Where Your Donations are going in 2007
Our 2006 calendar project was a great success. We raised over $10,000 for research this year. We also have $4,000 in our AKC Donor Advised Fund so our total available money for donation to support canine epilepsy research and cover our operating expenses is over $14,000. All three research programs are at North Carolina State UniversityCollege of Veterinary Medicine
Erin Kennerly at firstname.lastname@example.org
Dogs are still needed for this research for details see the website http://www.carolinacanineepilepsy.com/
Epilepsy is a reasonably common disease that has a significant impact on quality of life for dogs and owners alike. The majority of dogs respond well to treatment with phenobarbital and/or potassium bromide, but according to the breed, somewhere between 10 and 20 percent of dogs do not respond to phenobarbital. If we knew the genetic basis for this refractoriness, we might be able to help veterinarians adjust the dosage or select an alternative prescription for each individual patient, and it is also possible that selective breeding may be used to reduce the incidence of refractoriness in just a few generations. It is likely that the genetic basis of drug response is much simpler and easier to study than the factors that cause the disease in the first place. We have developed a way to study almost 30 genes that may be involved and will test whether preliminary indicators of involvement for a handful of these genes holds up in a large sample of 300 dogs.
This study is also being funded by the AKC, our funds will be matched dollar for dollar.
Dr Chris Mariani email@example.com
About 5% of all dogs have epilepsy. Many of the dogs affected have cluster seizures or a tendency to go into status epilepticus. Clusters are defined as multiple seizures in a 24 hour period and status epilepticus is defined as one seizure lasting longer than 5 minutes or multiple seizures that happen so close together that recovery is not obtained between seizures. This causes much stress for the dog and owner alike and frequently requires a trip to the hospital to stop seizures which is a financial burden on many owners.

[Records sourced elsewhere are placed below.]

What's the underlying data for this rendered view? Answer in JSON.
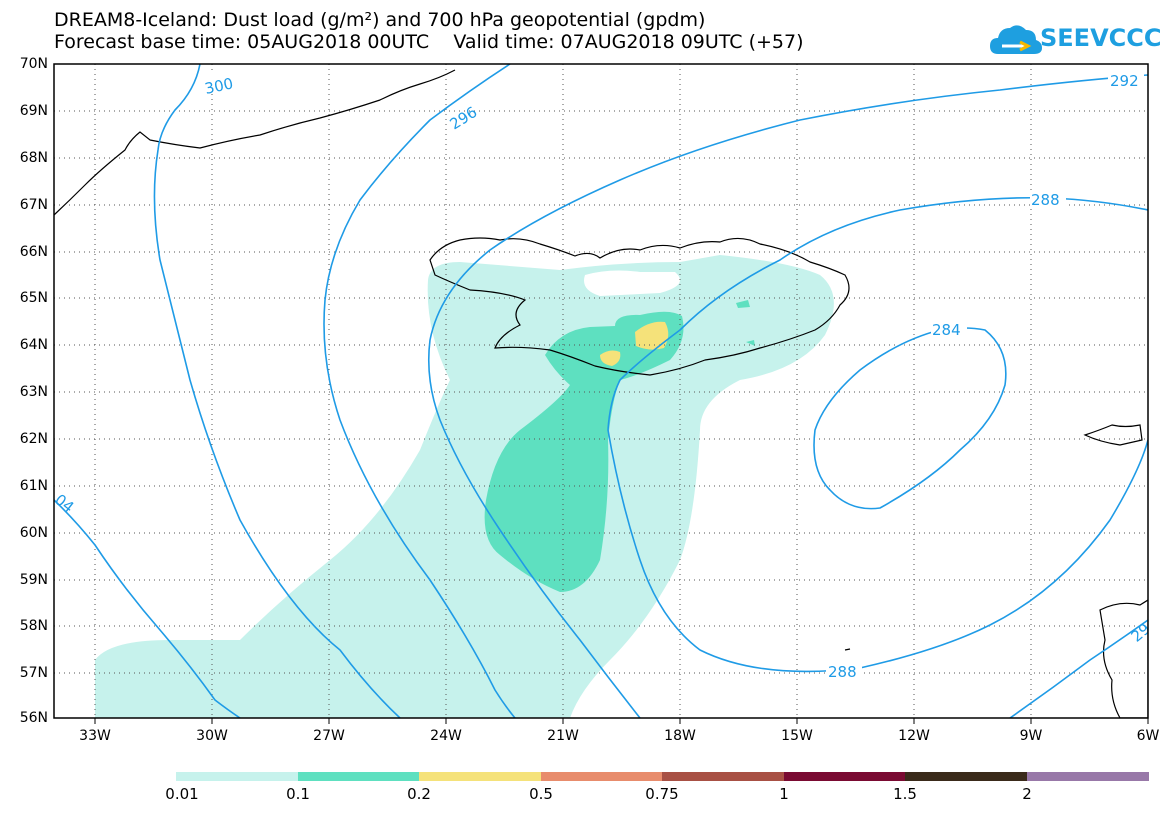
{
  "header": {
    "title_line1": "DREAM8-Iceland: Dust load (g/m²) and 700 hPa geopotential (gpdm)",
    "title_line2": "Forecast base time: 05AUG2018 00UTC    Valid time: 07AUG2018 09UTC (+57)"
  },
  "logo": {
    "text": "SEEVCCC",
    "icon": "cloud-icon",
    "color": "#1e9fe0"
  },
  "map": {
    "lat_labels": [
      "70N",
      "69N",
      "68N",
      "67N",
      "66N",
      "65N",
      "64N",
      "63N",
      "62N",
      "61N",
      "60N",
      "59N",
      "58N",
      "57N",
      "56N"
    ],
    "lon_labels": [
      "33W",
      "30W",
      "27W",
      "24W",
      "21W",
      "18W",
      "15W",
      "12W",
      "9W",
      "6W"
    ],
    "contour_labels": [
      "300",
      "296",
      "292",
      "288",
      "284",
      "288",
      "04",
      "29"
    ],
    "contour_color": "#1f9be6",
    "coast_color": "#000000"
  },
  "colorbar": {
    "labels": [
      "0.01",
      "0.1",
      "0.2",
      "0.5",
      "0.75",
      "1",
      "1.5",
      "2"
    ],
    "colors": [
      "#c6f2ec",
      "#5ee0c0",
      "#f5e27a",
      "#e88c6c",
      "#a85044",
      "#7a0a32",
      "#3a2a1a",
      "#9878a8"
    ]
  }
}
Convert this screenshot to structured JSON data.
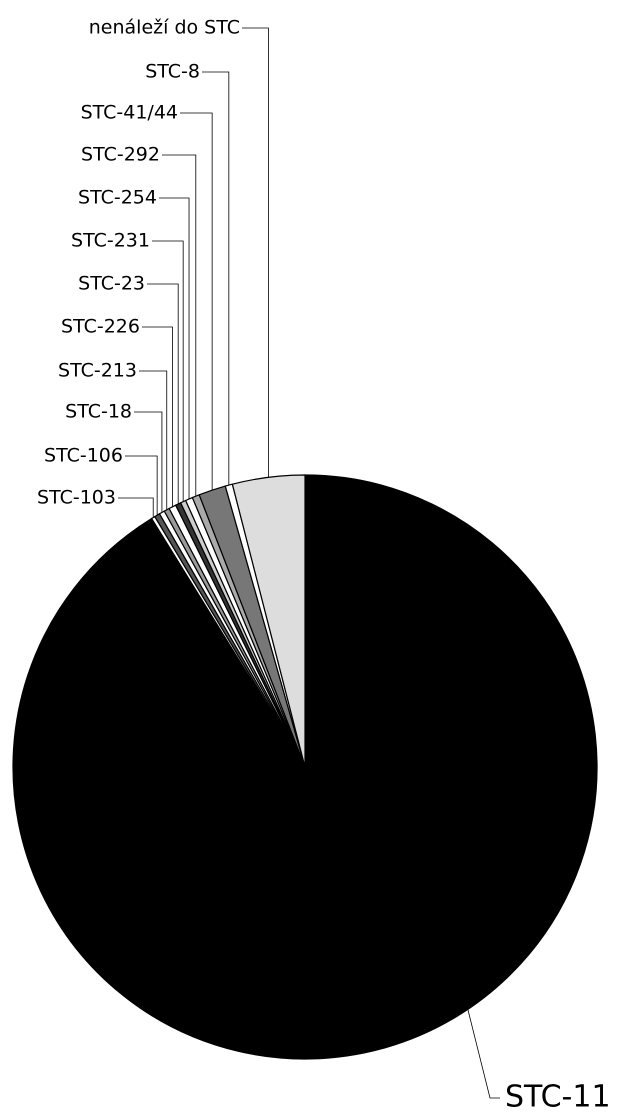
{
  "chart_data": {
    "type": "pie",
    "categories": [
      "STC-11",
      "STC-103",
      "STC-106",
      "STC-18",
      "STC-213",
      "STC-226",
      "STC-23",
      "STC-231",
      "STC-254",
      "STC-292",
      "STC-41/44",
      "STC-8",
      "nenáleží do STC"
    ],
    "values": [
      91.2,
      0.2,
      0.3,
      0.3,
      0.3,
      0.4,
      0.3,
      0.3,
      0.4,
      0.4,
      1.5,
      0.4,
      4.0
    ],
    "colors": [
      "#000000",
      "#ffffff",
      "#555555",
      "#ffffff",
      "#999999",
      "#ffffff",
      "#333333",
      "#cccccc",
      "#ffffff",
      "#aaaaaa",
      "#777777",
      "#ffffff",
      "#dddddd"
    ]
  }
}
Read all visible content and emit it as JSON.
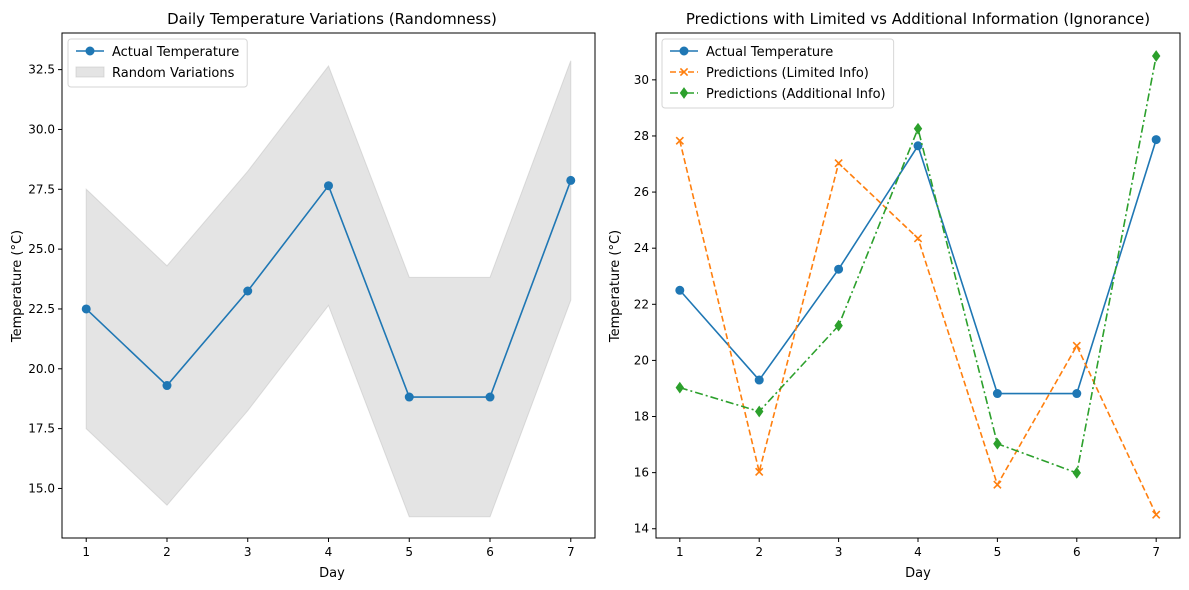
{
  "chart_data": [
    {
      "type": "line",
      "title": "Daily Temperature Variations (Randomness)",
      "xlabel": "Day",
      "ylabel": "Temperature (°C)",
      "x": [
        1,
        2,
        3,
        4,
        5,
        6,
        7
      ],
      "xticks": [
        1,
        2,
        3,
        4,
        5,
        6,
        7
      ],
      "yticks": [
        15.0,
        17.5,
        20.0,
        22.5,
        25.0,
        27.5,
        30.0,
        32.5
      ],
      "ytick_decimals": 1,
      "xlim": [
        0.7,
        7.3
      ],
      "ylim": [
        12.93,
        34.03
      ],
      "grid": false,
      "legend_position": "top-left",
      "series": [
        {
          "name": "Actual Temperature",
          "kind": "line",
          "marker": "circle",
          "dash": "solid",
          "color": "#1f77b4",
          "values": [
            22.5,
            19.3,
            23.25,
            27.65,
            18.82,
            18.82,
            27.87
          ]
        }
      ],
      "band": {
        "name": "Random Variations",
        "color": "#bfbfbf",
        "opacity": 0.42,
        "lower": [
          17.5,
          14.3,
          18.25,
          22.65,
          13.82,
          13.82,
          22.87
        ],
        "upper": [
          27.5,
          24.3,
          28.25,
          32.65,
          23.82,
          23.82,
          32.87
        ]
      }
    },
    {
      "type": "line",
      "title": "Predictions with Limited vs Additional Information (Ignorance)",
      "xlabel": "Day",
      "ylabel": "Temperature (°C)",
      "x": [
        1,
        2,
        3,
        4,
        5,
        6,
        7
      ],
      "xticks": [
        1,
        2,
        3,
        4,
        5,
        6,
        7
      ],
      "yticks": [
        14,
        16,
        18,
        20,
        22,
        24,
        26,
        28,
        30
      ],
      "ytick_decimals": 0,
      "xlim": [
        0.7,
        7.3
      ],
      "ylim": [
        13.67,
        31.67
      ],
      "grid": false,
      "legend_position": "top-left",
      "series": [
        {
          "name": "Actual Temperature",
          "kind": "line",
          "marker": "circle",
          "dash": "solid",
          "color": "#1f77b4",
          "values": [
            22.5,
            19.3,
            23.25,
            27.65,
            18.82,
            18.82,
            27.87
          ]
        },
        {
          "name": "Predictions (Limited Info)",
          "kind": "line",
          "marker": "x",
          "dash": "dashed",
          "color": "#ff7f0e",
          "values": [
            27.83,
            16.03,
            27.03,
            24.35,
            15.57,
            20.52,
            14.5
          ]
        },
        {
          "name": "Predictions (Additional Info)",
          "kind": "line",
          "marker": "diamond",
          "dash": "dashdot",
          "color": "#2ca02c",
          "values": [
            19.03,
            18.18,
            21.24,
            28.26,
            17.03,
            15.99,
            30.85
          ]
        }
      ]
    }
  ]
}
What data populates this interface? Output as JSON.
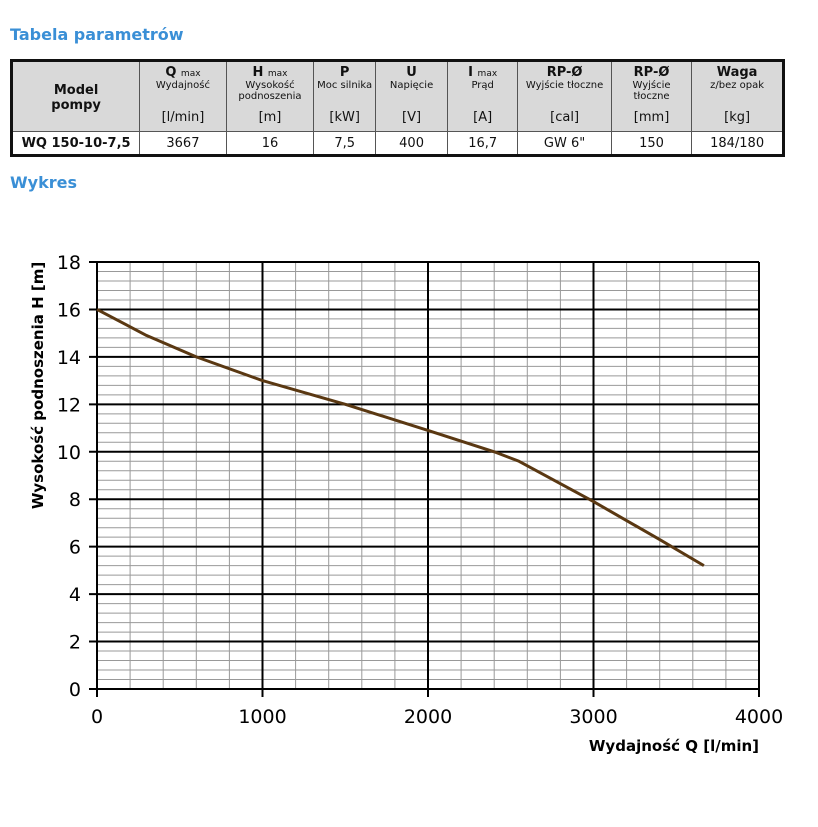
{
  "heading_table": "Tabela parametrów",
  "heading_chart": "Wykres",
  "table": {
    "headers": [
      {
        "title": "Model pompy",
        "sub": "",
        "desc": "",
        "unit": ""
      },
      {
        "title": "Q",
        "sub": "max",
        "desc": "Wydajność",
        "unit": "[l/min]"
      },
      {
        "title": "H",
        "sub": "max",
        "desc": "Wysokość podnoszenia",
        "unit": "[m]"
      },
      {
        "title": "P",
        "sub": "",
        "desc": "Moc silnika",
        "unit": "[kW]"
      },
      {
        "title": "U",
        "sub": "",
        "desc": "Napięcie",
        "unit": "[V]"
      },
      {
        "title": "I",
        "sub": "max",
        "desc": "Prąd",
        "unit": "[A]"
      },
      {
        "title": "RP-Ø",
        "sub": "",
        "desc": "Wyjście tłoczne",
        "unit": "[cal]"
      },
      {
        "title": "RP-Ø",
        "sub": "",
        "desc": "Wyjście tłoczne",
        "unit": "[mm]"
      },
      {
        "title": "Waga",
        "sub": "",
        "desc": "z/bez opak",
        "unit": "[kg]"
      }
    ],
    "row": [
      "WQ 150-10-7,5",
      "3667",
      "16",
      "7,5",
      "400",
      "16,7",
      "GW 6\"",
      "150",
      "184/180"
    ]
  },
  "chart_data": {
    "type": "line",
    "xlabel": "Wydajność Q [l/min]",
    "ylabel": "Wysokość podnoszenia H [m]",
    "xlim": [
      0,
      4000
    ],
    "ylim": [
      0,
      18
    ],
    "xticks": [
      "0",
      "1000",
      "2000",
      "3000",
      "4000"
    ],
    "yticks": [
      "0",
      "2",
      "4",
      "6",
      "8",
      "10",
      "12",
      "14",
      "16",
      "18"
    ],
    "grid": true,
    "series": [
      {
        "name": "WQ 150-10-7,5",
        "color": "#5a3812",
        "x": [
          0,
          300,
          600,
          1000,
          1500,
          2000,
          2400,
          2550,
          3000,
          3400,
          3667
        ],
        "y": [
          16,
          14.9,
          14,
          13,
          12,
          10.9,
          10,
          9.6,
          7.9,
          6.3,
          5.2
        ]
      }
    ]
  }
}
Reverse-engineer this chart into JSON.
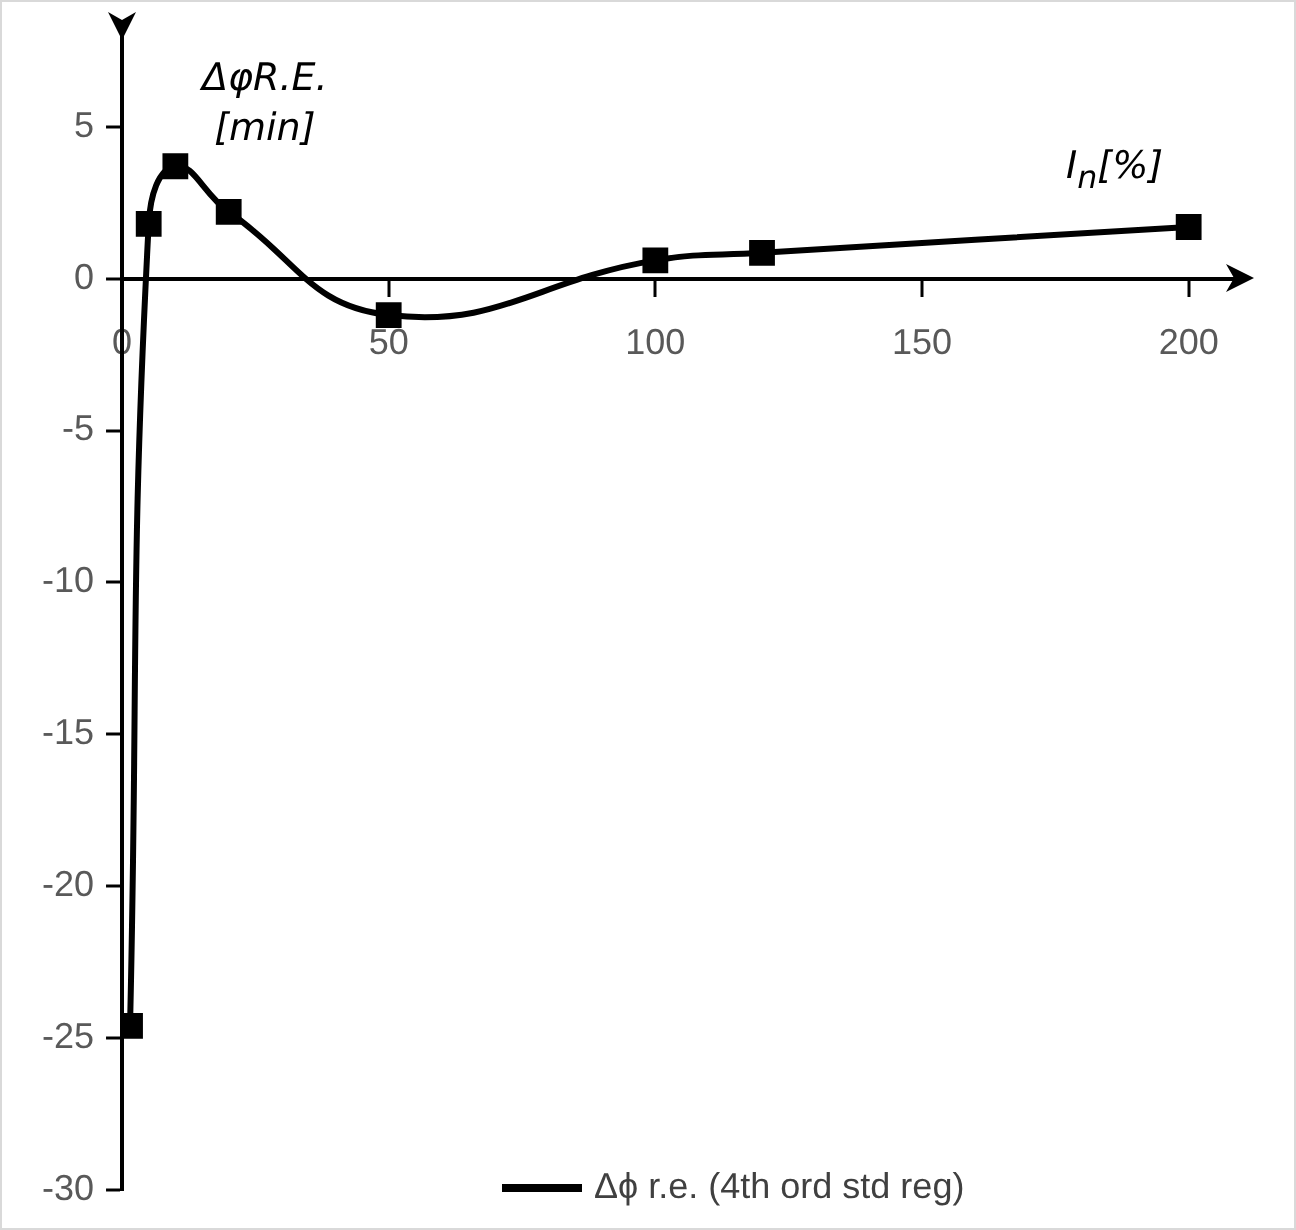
{
  "chart_data": {
    "type": "line",
    "xlabel": "I$_{n}$[%]",
    "ylabel": "ΔφR.E. [min]",
    "x": [
      1.5,
      5,
      10,
      20,
      50,
      100,
      120,
      200
    ],
    "series": [
      {
        "name": "Δϕ r.e. (4th ord std reg)",
        "color": "#000000",
        "values": [
          -24.6,
          1.8,
          3.7,
          2.2,
          -1.2,
          0.6,
          0.85,
          1.7
        ]
      }
    ],
    "xlim": [
      0,
      210
    ],
    "ylim": [
      -30,
      8
    ],
    "xticks": [
      0,
      50,
      100,
      150,
      200
    ],
    "yticks": [
      -30,
      -25,
      -20,
      -15,
      -10,
      -5,
      0,
      5
    ],
    "grid": false,
    "legend": "bottom",
    "marker": "square",
    "line_style": "solid"
  }
}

Currently diazepam is used at home to treat cluster seizures and as a first line treatment for status epilepticus. The frustration with diazepam is that it’s duration of effectiveness is so short. Lorazepam given intra-nasally has a much longer duration of effectiveness and is the medication of choice in humans with these conditions. The goal is to evaluate the effectiveness of lorazepam given intra-nasally for cluster seizures and status epilepticus. Dogs are not needed at the present time
Karen Munana firstname.lastname@example.org
A previous study evaluating levetiracetam (Trade name - Keppra) as a treatment for epilepsy demonstrated that there is considerable variability from dog to dog in the serum levels of the drug that are attained, despite all dogs being administered the same dose. This is unusual for a drug like Keppra that does not undergo metabolism by the liver. The aim of this study is to further evaluate the kinetics of the drug in dogs, to better understand these unexpected results. We hope to determine what factors influence the metabolism of Keppra in dogs and the best time to take a sample when evaluating blood levels, as well as gather data to enable us to make recommendations on dosage and dosing interval. This study will provide us valuable information on the optimal use of Keppra as a treatment for refractory epilepsy in dogs.